安倍新内閣が発足し、臨時国会が月内にもスタートする。臨時国会では災害対策の補正予算のほか、外国人労働者の受け入れ拡大に向けた入管法の改正案も提出される見込みという。
朝日新聞は5日付けの朝刊で、臨時国会に向けて野党が「森友学園の決裁文書改ざん問題の政治責任を問われた麻生太郎財務相や、教育勅語を一部評価するとの発言をした柴山昌彦文部科学相ら、閣僚の資質について厳しく追及する方針だ」と指摘している。
野党も野党だが、朝日新聞はこうした野党の姿勢が、日本の政治を停滞させることになるとは考えないのだろうか。「災害対策の在り方について厳しく政府を追及する」ならまだ理解できるが、「閣僚の資質について厳しく追及する」のだというのだ。

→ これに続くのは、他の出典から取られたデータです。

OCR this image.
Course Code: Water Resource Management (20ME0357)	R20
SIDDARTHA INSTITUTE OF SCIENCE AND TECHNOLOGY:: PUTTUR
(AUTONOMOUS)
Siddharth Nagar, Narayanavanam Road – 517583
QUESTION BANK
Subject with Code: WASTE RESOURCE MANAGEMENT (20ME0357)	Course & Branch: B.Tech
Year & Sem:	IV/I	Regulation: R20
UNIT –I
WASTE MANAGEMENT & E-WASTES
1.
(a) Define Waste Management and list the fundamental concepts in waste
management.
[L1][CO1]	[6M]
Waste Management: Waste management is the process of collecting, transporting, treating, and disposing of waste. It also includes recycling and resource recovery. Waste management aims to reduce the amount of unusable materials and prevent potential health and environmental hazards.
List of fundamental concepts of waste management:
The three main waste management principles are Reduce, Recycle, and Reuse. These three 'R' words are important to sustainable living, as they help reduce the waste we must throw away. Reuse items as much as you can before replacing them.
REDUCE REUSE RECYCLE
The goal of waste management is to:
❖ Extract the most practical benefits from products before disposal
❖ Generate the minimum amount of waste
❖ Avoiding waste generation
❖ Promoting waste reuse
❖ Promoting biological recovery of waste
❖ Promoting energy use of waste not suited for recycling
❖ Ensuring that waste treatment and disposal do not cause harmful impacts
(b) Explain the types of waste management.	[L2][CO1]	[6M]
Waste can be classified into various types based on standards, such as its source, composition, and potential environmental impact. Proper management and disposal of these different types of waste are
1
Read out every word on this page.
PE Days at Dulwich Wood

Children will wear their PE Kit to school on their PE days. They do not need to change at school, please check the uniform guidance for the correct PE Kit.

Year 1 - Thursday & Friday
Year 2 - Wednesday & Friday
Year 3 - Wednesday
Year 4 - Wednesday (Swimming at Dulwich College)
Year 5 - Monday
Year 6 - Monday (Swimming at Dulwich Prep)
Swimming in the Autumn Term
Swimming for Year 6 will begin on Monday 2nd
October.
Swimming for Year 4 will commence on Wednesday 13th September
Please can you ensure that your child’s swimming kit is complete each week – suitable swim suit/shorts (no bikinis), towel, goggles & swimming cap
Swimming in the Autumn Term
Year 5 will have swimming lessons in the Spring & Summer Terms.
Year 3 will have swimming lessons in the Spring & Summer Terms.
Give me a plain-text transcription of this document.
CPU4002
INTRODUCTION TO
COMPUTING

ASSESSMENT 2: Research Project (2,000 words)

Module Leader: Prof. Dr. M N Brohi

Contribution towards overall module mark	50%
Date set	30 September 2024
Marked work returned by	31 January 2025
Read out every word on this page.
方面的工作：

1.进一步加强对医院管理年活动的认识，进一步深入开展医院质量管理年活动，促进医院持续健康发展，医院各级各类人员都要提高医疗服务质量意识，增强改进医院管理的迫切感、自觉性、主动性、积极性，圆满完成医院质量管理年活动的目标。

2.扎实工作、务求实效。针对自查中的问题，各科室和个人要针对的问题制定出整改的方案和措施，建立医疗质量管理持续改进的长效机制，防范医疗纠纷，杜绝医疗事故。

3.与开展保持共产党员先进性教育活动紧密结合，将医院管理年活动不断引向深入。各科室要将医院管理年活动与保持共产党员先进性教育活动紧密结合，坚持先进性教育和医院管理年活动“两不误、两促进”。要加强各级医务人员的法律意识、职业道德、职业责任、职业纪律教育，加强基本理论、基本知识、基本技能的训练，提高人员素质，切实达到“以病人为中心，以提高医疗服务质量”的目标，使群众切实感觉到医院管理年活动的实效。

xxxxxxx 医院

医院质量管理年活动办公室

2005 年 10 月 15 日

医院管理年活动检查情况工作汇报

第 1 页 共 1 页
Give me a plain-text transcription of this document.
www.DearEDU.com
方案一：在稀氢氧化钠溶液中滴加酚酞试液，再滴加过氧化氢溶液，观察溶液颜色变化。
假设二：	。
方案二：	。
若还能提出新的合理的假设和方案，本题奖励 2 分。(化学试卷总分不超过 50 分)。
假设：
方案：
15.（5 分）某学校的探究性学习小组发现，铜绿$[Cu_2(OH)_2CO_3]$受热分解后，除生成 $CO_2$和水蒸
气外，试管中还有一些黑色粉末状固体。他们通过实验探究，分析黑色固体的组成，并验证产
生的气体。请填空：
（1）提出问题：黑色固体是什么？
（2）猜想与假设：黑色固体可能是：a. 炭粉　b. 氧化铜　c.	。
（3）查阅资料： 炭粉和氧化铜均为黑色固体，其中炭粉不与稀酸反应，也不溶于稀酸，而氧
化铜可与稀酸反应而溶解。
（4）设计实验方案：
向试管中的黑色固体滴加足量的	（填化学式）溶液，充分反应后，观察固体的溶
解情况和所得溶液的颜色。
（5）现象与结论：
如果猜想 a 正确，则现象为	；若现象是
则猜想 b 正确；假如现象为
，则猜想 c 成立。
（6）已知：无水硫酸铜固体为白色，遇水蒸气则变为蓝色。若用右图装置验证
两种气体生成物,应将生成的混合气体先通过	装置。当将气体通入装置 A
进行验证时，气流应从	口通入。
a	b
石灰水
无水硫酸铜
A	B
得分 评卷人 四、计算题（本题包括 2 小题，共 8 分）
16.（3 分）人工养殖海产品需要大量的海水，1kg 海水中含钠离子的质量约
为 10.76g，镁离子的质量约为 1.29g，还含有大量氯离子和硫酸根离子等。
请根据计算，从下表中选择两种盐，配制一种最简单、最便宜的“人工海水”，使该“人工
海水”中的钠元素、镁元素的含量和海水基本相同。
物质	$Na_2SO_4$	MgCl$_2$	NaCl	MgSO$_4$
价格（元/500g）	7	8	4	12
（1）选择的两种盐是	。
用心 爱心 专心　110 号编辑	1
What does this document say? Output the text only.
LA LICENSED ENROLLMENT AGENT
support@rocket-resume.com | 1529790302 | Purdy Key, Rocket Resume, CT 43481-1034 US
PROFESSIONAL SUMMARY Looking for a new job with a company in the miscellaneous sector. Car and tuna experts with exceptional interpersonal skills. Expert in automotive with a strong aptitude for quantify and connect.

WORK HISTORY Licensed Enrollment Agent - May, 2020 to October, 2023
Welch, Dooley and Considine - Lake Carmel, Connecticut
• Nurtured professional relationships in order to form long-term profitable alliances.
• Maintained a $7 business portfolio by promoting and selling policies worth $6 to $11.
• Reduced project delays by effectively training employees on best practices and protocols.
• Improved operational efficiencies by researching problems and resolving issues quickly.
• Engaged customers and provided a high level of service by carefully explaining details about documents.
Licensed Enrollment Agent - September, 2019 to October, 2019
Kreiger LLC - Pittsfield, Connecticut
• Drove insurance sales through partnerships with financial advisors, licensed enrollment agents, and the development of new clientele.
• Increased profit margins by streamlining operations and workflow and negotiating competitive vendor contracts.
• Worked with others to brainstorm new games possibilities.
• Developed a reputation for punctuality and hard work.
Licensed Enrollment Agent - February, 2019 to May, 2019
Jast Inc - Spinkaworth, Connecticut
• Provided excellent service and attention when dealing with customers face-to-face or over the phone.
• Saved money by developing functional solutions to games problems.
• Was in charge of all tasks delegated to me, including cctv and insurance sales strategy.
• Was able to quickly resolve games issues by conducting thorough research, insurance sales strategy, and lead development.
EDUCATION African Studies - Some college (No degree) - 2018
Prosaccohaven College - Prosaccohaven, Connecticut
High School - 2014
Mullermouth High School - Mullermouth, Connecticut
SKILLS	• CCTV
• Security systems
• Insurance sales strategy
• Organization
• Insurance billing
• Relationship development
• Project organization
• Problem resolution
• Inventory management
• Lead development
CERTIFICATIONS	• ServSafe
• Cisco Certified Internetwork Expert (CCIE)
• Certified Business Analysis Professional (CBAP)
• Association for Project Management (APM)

まあ、野党がそうした姿勢であるならば、それを伝えるのがメディアの役割だから、朝日新聞が思考停止状態で、野党の言い分をそのまま書くとしたら、それも致し方ないのかもしれない。
しかし、驚くべきことに、メディアも同様な思考をしているのだ。毎日新聞は3日付け朝刊で「安倍内閣の新布陣 長期的課題が担えるか」と題した社説を掲載。そこでは「片山さつき地方創生担当相は、貧困家庭の子どもを中傷するようなツイートをして物議をかもしたことがある」「桜田義孝五輪担当相も『慰安婦はビジネスだ』との発言を批判されて撤回しており」などと指摘しているのだ。野党と同様に、閣僚の資質を問うているのだ。
閣僚の資質は、所管する省庁でリーダーシップを発揮し、政策課題に積極的に取り組み、国民の福利や生命財産の確保ができているかどうかによって問われるものである。メディアであれば、その最低限の常識は持っていなければいけない。
仮に、野党が、閣僚の過去の言動などをあげつらって資質を問うというのなら、それをいさめるのがメディアの役割ではないのか。国会で、与野党が建設的で前向きな議論をするよう求めるのが、メディアの正しい姿勢だ。
日本の政治を悪くしているのは、ここで指摘したように朝日新聞や毎日新聞のような質の悪いメディアと野党だ。その影響を受ける国民こそいい迷惑であることを忘れてはいけない。